À l’appui de mon affirmation voulant que la jurisprudence expose la question de la saine gestion en ces termes, je vous renvoie à l’arrêt Wiebe Door Services, au paragraphe 17, où on cite la décision Market Investigations Limited v. the Minister of Social Security, [1968] 3 All E.R. 732, aux pages 738 et 739.

Si on examine les activités de M. Hunter au regard de la question de savoir s’il avait la possibilité de tirer profit d’une saine gestion, il convient de préciser qu’il pouvait augmenter son revenu d’une somme pouvant atteindre 20 000 $ par année aux termes du contrat conclu entre les parties, pièce A-1, paragraphe 4(2), où on fait état de cette somme de la manière suivante :

[TRADUCTION] « [...] primes accordées pour l’achèvement rapide de projets et fondées sur les objectifs trimestriels de réalisation en matière de rendement. »

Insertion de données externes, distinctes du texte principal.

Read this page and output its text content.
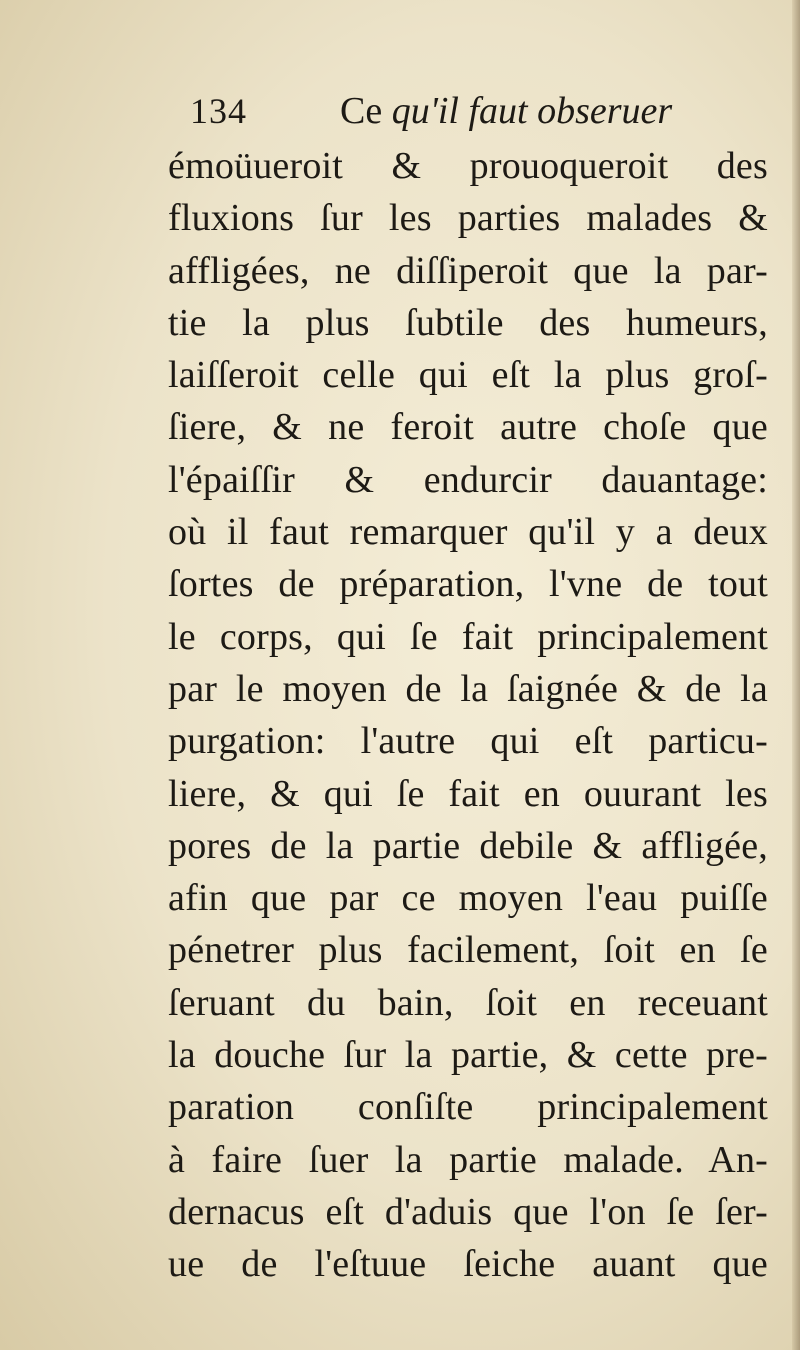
134 Ce qu'il faut obseruer
émoüueroit & prouoqueroit des
fluxions ſur les parties malades &
affligées, ne diſſiperoit que la par-
tie la plus ſubtile des humeurs,
laiſſeroit celle qui eſt la plus groſ-
ſiere, & ne feroit autre choſe que
l'épaiſſir & endurcir dauantage:
où il faut remarquer qu'il y a deux
ſortes de préparation, l'vne de tout
le corps, qui ſe fait principalement
par le moyen de la ſaignée & de la
purgation: l'autre qui eſt particu-
liere, & qui ſe fait en ouurant les
pores de la partie debile & affligée,
afin que par ce moyen l'eau puiſſe
pénetrer plus facilement, ſoit en ſe
ſeruant du bain, ſoit en receuant
la douche ſur la partie, & cette pre-
paration conſiſte principalement
à faire ſuer la partie malade. An-
dernacus eſt d'aduis que l'on ſe ſer-
ue de l'eſtuue ſeiche auant que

M. Florence a mentionné à titre d’exemple combien il était important que M. Hunter prépare rapidement ses objectifs trimestriels de réalisation en matière de rendement et établisse les présentations habituelles à l’ADRC afin que l’appelante puisse obtenir en temps opportun les économies d’impôts de l’exercice au titre des activités de recherche scientifique et de développement expérimental.


La preuve m’a convaincu que, par une saine gestion et l’accomplissement rapide de ses tâches, M. Hunter avait la possibilité d’augmenter son profit d’une somme pouvant atteindre 20 000 $ par année, en d’autres termes, grâce à une saine gestion. À mon sens, ce fait montre qu’il était un entrepreneur indépendant.

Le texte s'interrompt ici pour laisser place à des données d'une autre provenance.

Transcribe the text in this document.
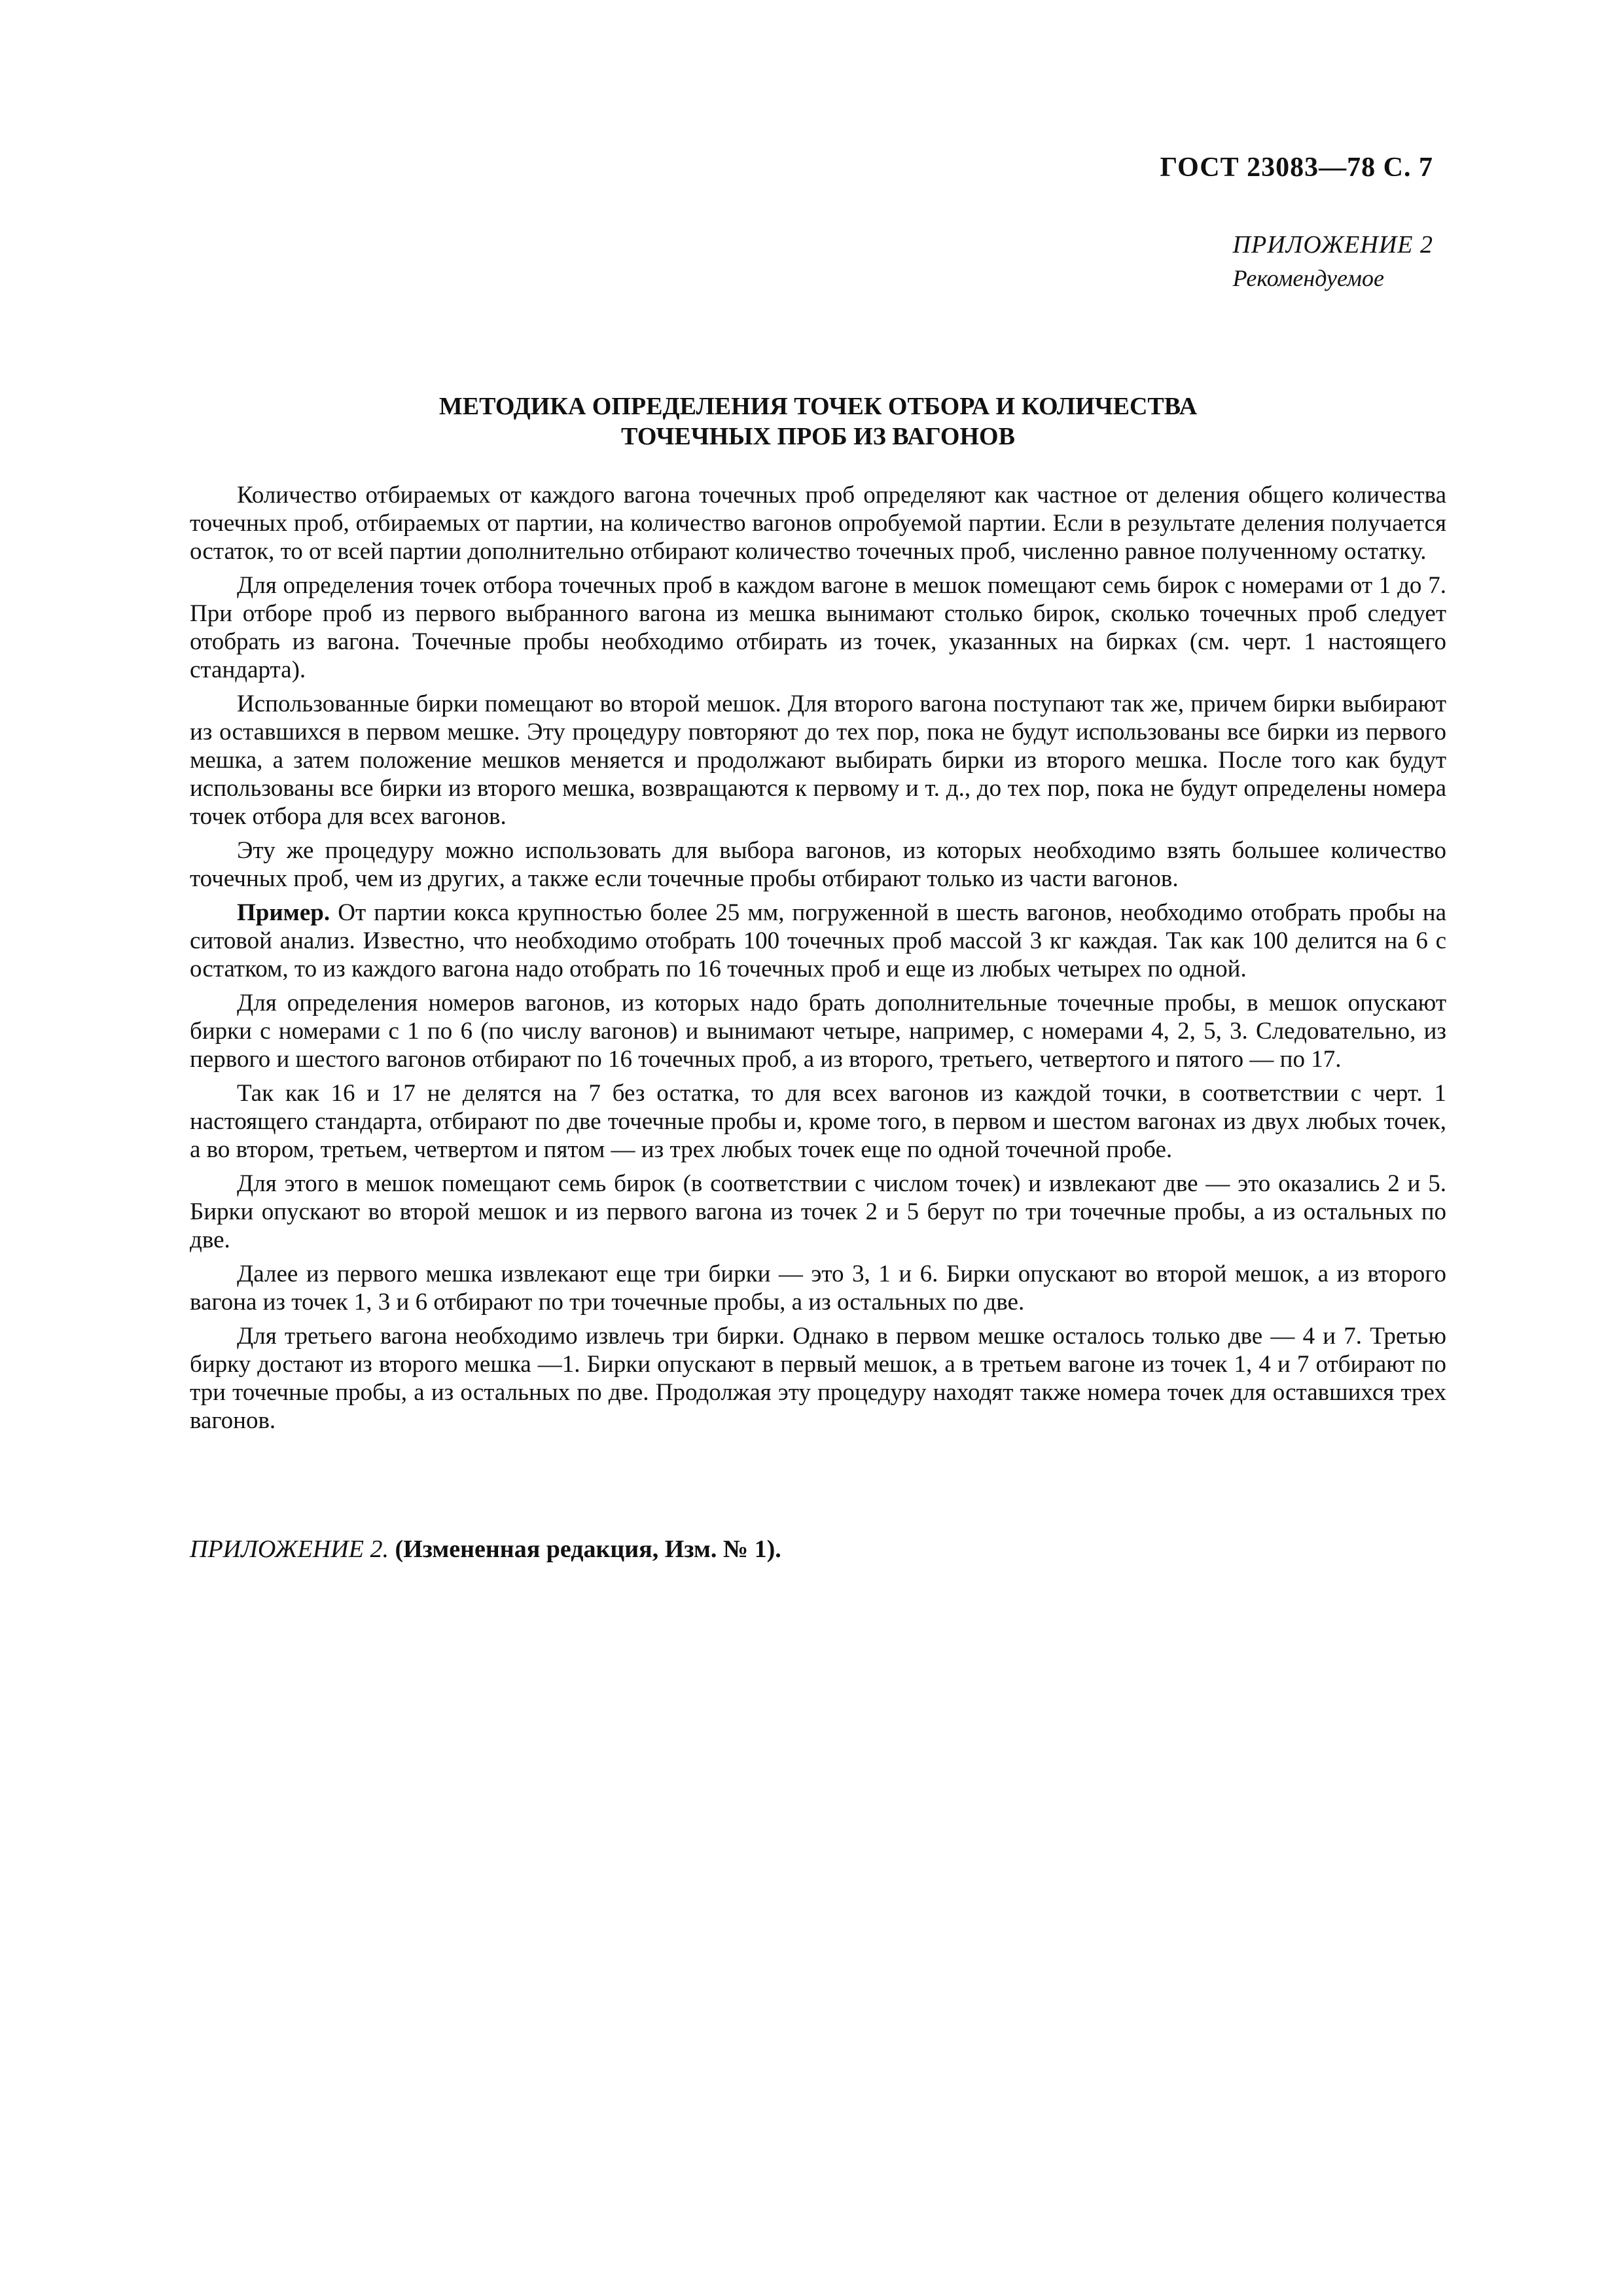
ГОСТ 23083—78 С. 7
ПРИЛОЖЕНИЕ 2
Рекомендуемое
МЕТОДИКА ОПРЕДЕЛЕНИЯ ТОЧЕК ОТБОРА И КОЛИЧЕСТВА
ТОЧЕЧНЫХ ПРОБ ИЗ ВАГОНОВ

Количество отбираемых от каждого вагона точечных проб определяют как частное от деления общего количества точечных проб, отбираемых от партии, на количество вагонов опробуемой партии. Если в результате деления получается остаток, то от всей партии дополнительно отбирают количество точечных проб, численно равное полученному остатку.

Для определения точек отбора точечных проб в каждом вагоне в мешок помещают семь бирок с номерами от 1 до 7. При отборе проб из первого выбранного вагона из мешка вынимают столько бирок, сколько точечных проб следует отобрать из вагона. Точечные пробы необходимо отбирать из точек, указанных на бирках (см. черт. 1 настоящего стандарта).

Использованные бирки помещают во второй мешок. Для второго вагона поступают так же, причем бирки выбирают из оставшихся в первом мешке. Эту процедуру повторяют до тех пор, пока не будут использованы все бирки из первого мешка, а затем положение мешков меняется и продолжают выбирать бирки из второго мешка. После того как будут использованы все бирки из второго мешка, возвращаются к первому и т. д., до тех пор, пока не будут определены номера точек отбора для всех вагонов.

Эту же процедуру можно использовать для выбора вагонов, из которых необходимо взять большее количество точечных проб, чем из других, а также если точечные пробы отбирают только из части вагонов.

Пример. От партии кокса крупностью более 25 мм, погруженной в шесть вагонов, необходимо отобрать пробы на ситовой анализ. Известно, что необходимо отобрать 100 точечных проб массой 3 кг каждая. Так как 100 делится на 6 с остатком, то из каждого вагона надо отобрать по 16 точечных проб и еще из любых четырех по одной.

Для определения номеров вагонов, из которых надо брать дополнительные точечные пробы, в мешок опускают бирки с номерами с 1 по 6 (по числу вагонов) и вынимают четыре, например, с номерами 4, 2, 5, 3. Следовательно, из первого и шестого вагонов отбирают по 16 точечных проб, а из второго, третьего, четвертого и пятого — по 17.

Так как 16 и 17 не делятся на 7 без остатка, то для всех вагонов из каждой точки, в соответствии с черт. 1 настоящего стандарта, отбирают по две точечные пробы и, кроме того, в первом и шестом вагонах из двух любых точек, а во втором, третьем, четвертом и пятом — из трех любых точек еще по одной точечной пробе.

Для этого в мешок помещают семь бирок (в соответствии с числом точек) и извлекают две — это оказались 2 и 5. Бирки опускают во второй мешок и из первого вагона из точек 2 и 5 берут по три точечные пробы, а из остальных по две.

Далее из первого мешка извлекают еще три бирки — это 3, 1 и 6. Бирки опускают во второй мешок, а из второго вагона из точек 1, 3 и 6 отбирают по три точечные пробы, а из остальных по две.

Для третьего вагона необходимо извлечь три бирки. Однако в первом мешке осталось только две — 4 и 7. Третью бирку достают из второго мешка —1. Бирки опускают в первый мешок, а в третьем вагоне из точек 1, 4 и 7 отбирают по три точечные пробы, а из остальных по две. Продолжая эту процедуру находят также номера точек для оставшихся трех вагонов.

ПРИЛОЖЕНИЕ 2. (Измененная редакция, Изм. № 1).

Risque de perte : Dans son témoignage, M. Hunter a déclaré qu’il n’engageait aucune dépense au titre de son travail chez l’appelante. Les sommes qu’il dépensait pour le compte de l’appelante lui étaient remboursées. Il a affirmé qu’il avait un revenu garanti de 70 000 $ par année. J’ai lu avec attention les observations formulées par M. le juge Desjardins dans l’arrêt Wolf, au paragraphe 26, où il assimile l’absence de promesse d’un emploi futur à un risque. S’agit‑il d’un risque de perte au sens financier du terme, je n’en suis pas sûr. Mais, comme il n’avait aucune dépense – aucune dépense d’entreprise – et comme il avait un revenu annuel garanti de 70 000 $, je dois conclure que, selon ce facteur, M. Hunter était un employé.

Nous nous trouvons donc dans une situation où le facteur relatif au contrôle tend à montrer qu’il était un entrepreneur indépendant, où le facteur relatif à l’outillage tend à montrer qu’il était un employé, où le facteur relatif au profit tend à montrer qu’il était un entrepreneur indépendant et où le facteur relatif au risque de perte tend à montrer qu’il était un employé.


La jurisprudence m’oblige à ne pas me restreindre aux quatre lignes directrices énoncées dans l’arrêt Wiebe Door et à plutôt examiner l’ensemble des circonstances ainsi que la relation globale existant entre les parties. L’une des circonstances pertinentes liées aux parties consiste en l’intention de ces dernières. Il ne fait aucun doute qu’en l’espèce, les parties avaient toutes deux manifestement l’intention initiale que M. Hunter agisse à titre d’entrepreneur indépendant, ce qui est précisé clairement dans le contrat intervenu entre elles, pièce A-1.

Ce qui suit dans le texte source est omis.